LinuxLists.cc - Mysterious lockups with 2.4.X (Help w/KDB)

2001-02-25 18:39:58

Subject: Mysterious lockups with 2.4.X (Help w/KDB)

Hello,

I've been experiencing some strange lock ups and I hope someone can
help. I don't remember exactly when they started, but I know it was
happening around the release of 2.4.0, possibly earlier with the test
2.4.0 kernels too. Around 2.4.0 time, I started patching in KDB to help
find the problem as it helped find an emu10k issue a while ago.

First, my hardware:
I'm using a Tyan Tiger 133a motherboard (Via Apollo Pro 133a chipset)
with dual P3 600s, 512M RAM, Soundblaster Live, Matrox G[24]00 (was
using the G400, had a hardware problem, went back to a G200), Promise
Ultra66 PCI IDE card, ADS Tech IEEE 1394 PCI card, Adaptec 2940 PCI SCSI
card, and a Linksys 10/100 NIC. I'm also using a few USB devices: USB
mouse, USB compact flash reader, and USB Rio500. Because of the
continuing problems with PCI routing, SMP-enabled kernels, and the Via's
APIC, I need to disable APIC (with "noapic") when I boot if I wish to
use my USB devices. Finally, I have a serial console hooked to this
machine so that I can capture dump info and use KDB.

When I get a crash (it happened 3 times yesterday), a message like this
appears on the serial console:

Unable to handle kernel NULL pointer dereference at virtual address 0000017c
printing eip:
e08ac8bd
*pde = 00000000

Entering kdb (current=0xc7dbe000, pid 2513) on processor 0 Panic: Oops
due to panic @ 0xe08ac8bd
eax = 0xce39a400 ebx = 0x00000000 ecx = 0x0000000f edx = 0xc02daba0
esi = 0x00000282 edi = 0x00000000 esp = 0xc7dbff5c eip = 0xe08ac8bd
ebp = 0xc7dbff68 xss = 0x00000018 xcs = 0x00000010 eflags = 0x00010082
xds = 0xc02d0018 xes = 0x00000018 origeax = 0xffffffff &regs = 0xc7dbff28

and then the KDB prompt appears. Back when I had my emu10k problems,
Keith Owen told me to (in a nutshell), go through the running processes
and "btp" their PID and look for "text.lock". Back then, I'd eventually
find the process with the "text.lock", gather some more information, and
send it to this list where somebody would almost always be able to tell
me what the problem is.

Needless to say, I'd like to be able to do this again, but I can't find
any process with "text.lock". When the crashes would first happen, I'd
go through the whole process table looking for the "text.lock" and not
find any. This could take quite a while, but I'd repeat it thinking I
was missing something somewhere, but after doing this a few times, I
started to realize that it might not be me.
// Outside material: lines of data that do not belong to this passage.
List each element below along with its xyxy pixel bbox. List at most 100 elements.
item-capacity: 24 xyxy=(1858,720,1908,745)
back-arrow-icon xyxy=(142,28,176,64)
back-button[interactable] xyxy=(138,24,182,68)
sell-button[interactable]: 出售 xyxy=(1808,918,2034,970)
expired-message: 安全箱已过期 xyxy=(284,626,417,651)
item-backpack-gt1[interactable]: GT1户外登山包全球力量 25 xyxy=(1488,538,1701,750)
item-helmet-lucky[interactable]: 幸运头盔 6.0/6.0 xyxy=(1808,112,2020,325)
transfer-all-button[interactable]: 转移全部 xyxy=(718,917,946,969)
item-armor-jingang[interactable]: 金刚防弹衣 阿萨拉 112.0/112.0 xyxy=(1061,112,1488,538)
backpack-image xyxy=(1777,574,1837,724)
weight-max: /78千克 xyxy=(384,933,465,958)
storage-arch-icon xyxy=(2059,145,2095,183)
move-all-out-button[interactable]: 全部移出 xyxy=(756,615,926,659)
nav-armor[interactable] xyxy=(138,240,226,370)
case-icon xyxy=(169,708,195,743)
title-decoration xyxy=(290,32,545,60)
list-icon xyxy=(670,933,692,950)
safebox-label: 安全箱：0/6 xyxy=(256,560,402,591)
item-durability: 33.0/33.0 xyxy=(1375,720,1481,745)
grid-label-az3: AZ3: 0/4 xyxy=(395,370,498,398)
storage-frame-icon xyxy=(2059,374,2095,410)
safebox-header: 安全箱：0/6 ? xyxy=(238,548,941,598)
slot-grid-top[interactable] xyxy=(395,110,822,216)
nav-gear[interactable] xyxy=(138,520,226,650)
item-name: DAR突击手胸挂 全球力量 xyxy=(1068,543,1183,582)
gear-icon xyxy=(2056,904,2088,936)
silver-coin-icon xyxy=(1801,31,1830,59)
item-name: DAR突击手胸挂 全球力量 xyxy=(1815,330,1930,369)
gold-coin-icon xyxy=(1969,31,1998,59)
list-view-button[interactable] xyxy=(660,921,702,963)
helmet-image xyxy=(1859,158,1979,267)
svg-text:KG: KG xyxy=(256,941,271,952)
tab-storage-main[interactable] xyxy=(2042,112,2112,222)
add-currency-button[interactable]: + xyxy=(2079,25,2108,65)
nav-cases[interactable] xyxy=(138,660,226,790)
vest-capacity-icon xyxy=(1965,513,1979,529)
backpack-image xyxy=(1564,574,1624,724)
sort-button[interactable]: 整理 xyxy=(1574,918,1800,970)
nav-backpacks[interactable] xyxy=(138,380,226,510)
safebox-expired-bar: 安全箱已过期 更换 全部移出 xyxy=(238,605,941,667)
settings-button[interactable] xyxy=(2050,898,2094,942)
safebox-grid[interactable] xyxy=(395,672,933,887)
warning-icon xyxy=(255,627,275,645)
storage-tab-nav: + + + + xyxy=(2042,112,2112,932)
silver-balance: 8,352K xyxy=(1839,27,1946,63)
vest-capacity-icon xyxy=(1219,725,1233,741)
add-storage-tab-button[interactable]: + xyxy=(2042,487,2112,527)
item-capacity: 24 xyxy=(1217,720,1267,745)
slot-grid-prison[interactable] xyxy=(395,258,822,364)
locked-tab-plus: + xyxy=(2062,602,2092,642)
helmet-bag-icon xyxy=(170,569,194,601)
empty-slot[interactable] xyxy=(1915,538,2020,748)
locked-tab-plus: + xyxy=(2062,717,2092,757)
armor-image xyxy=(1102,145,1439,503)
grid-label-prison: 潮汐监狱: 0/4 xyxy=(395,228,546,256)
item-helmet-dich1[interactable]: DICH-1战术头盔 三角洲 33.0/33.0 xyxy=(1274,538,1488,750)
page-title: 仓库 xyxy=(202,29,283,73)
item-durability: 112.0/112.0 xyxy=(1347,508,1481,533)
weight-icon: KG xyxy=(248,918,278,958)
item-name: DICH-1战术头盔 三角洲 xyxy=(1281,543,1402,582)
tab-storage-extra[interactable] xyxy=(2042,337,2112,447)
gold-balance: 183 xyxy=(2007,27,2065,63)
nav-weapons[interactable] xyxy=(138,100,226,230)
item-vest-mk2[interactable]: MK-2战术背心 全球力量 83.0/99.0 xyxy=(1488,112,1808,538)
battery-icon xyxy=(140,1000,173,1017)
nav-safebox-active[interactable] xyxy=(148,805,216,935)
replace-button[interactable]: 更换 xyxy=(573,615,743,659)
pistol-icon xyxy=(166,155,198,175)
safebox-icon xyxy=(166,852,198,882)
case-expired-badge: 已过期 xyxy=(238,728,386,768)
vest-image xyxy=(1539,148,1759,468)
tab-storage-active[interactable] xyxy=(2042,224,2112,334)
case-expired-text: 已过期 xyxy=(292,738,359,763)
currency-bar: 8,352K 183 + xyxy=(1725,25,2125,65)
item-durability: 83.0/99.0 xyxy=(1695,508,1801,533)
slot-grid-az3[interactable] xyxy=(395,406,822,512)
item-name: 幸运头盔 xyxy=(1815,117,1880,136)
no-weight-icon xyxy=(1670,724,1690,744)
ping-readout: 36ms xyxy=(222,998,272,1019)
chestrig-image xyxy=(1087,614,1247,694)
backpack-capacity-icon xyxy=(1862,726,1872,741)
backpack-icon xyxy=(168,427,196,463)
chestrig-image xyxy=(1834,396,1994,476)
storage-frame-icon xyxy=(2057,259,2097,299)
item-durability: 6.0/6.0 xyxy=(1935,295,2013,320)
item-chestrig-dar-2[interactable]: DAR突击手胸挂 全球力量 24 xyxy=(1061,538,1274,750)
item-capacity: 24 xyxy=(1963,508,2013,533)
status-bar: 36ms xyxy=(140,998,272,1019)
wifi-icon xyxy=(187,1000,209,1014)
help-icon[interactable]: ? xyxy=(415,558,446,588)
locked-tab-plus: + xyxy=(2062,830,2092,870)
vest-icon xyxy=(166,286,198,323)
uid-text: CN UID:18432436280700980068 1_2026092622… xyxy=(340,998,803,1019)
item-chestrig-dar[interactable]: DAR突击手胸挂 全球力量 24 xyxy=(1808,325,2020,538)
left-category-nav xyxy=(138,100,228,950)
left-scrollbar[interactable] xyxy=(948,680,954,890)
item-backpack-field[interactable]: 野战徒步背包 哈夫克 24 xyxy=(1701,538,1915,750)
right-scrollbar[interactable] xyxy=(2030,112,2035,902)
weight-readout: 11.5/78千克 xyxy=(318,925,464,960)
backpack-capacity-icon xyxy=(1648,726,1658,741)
Another thing I noticed the last time I tried to use KDB to hunt down a
problem was that the process with "text.lock" would usually be the
process marked with a 1 in the "*" column of the process list. This
time, though, I'm still finding only on process marked with a 1 in the
"*" column (klogd), but there's no "text.lock".

Finally, if I run what's dumped to the console (like what I showed
above) through ksymoops, it just returns the same text with no further
expansion. (I guess this would make sense since "oops" never appears in
the text of my dump, so I guess it's not an oops, eh?)

Anyway, I'd like to try to track this bug down further -- it's making me
pull out what little hair I have =) -- but I don't know what to do next,
so I implore you, o great kernel hackers, to impart some of your
knowledge upon me so that I may debug too. Any tips would be good too.
=;]

FWIW, I'm running 2.4.2 with the KDB patch, modutils-2.4.2, binutils
2.10.0.33, util-linux 2.10s, e2fsprogs 1.19, GNU make 3.79, and RedHat's
kgcc (egcs 2.91.66).

thanks,
pete

Attachments:

(No filename) (3.42 kB)
(No filename) (232.00 B)
Download all attachments

2001-02-25 23:35:53

by Keith Owens

[permalink] [raw]

Subject: Re: Mysterious lockups with 2.4.X (Help w/KDB)

On Sun, 25 Feb 2001 13:39:16 -0500,
Pete Toscano <[email protected]> wrote:
>Unable to handle kernel NULL pointer dereference at virtual address 0000017c
> printing eip:
>and then the KDB prompt appears. Back when I had my emu10k problems,
>Keith Owen told me to (in a nutshell), go through the running processes
>and "btp" their PID and look for "text.lock".

Those instructions were for a lockup. This problem is not a lockup, it
is a bad pointer. In this case you only care about the current
process. Backtrace (bt) will show what the process was doing. 'id
%eip' will disassemble the failing code.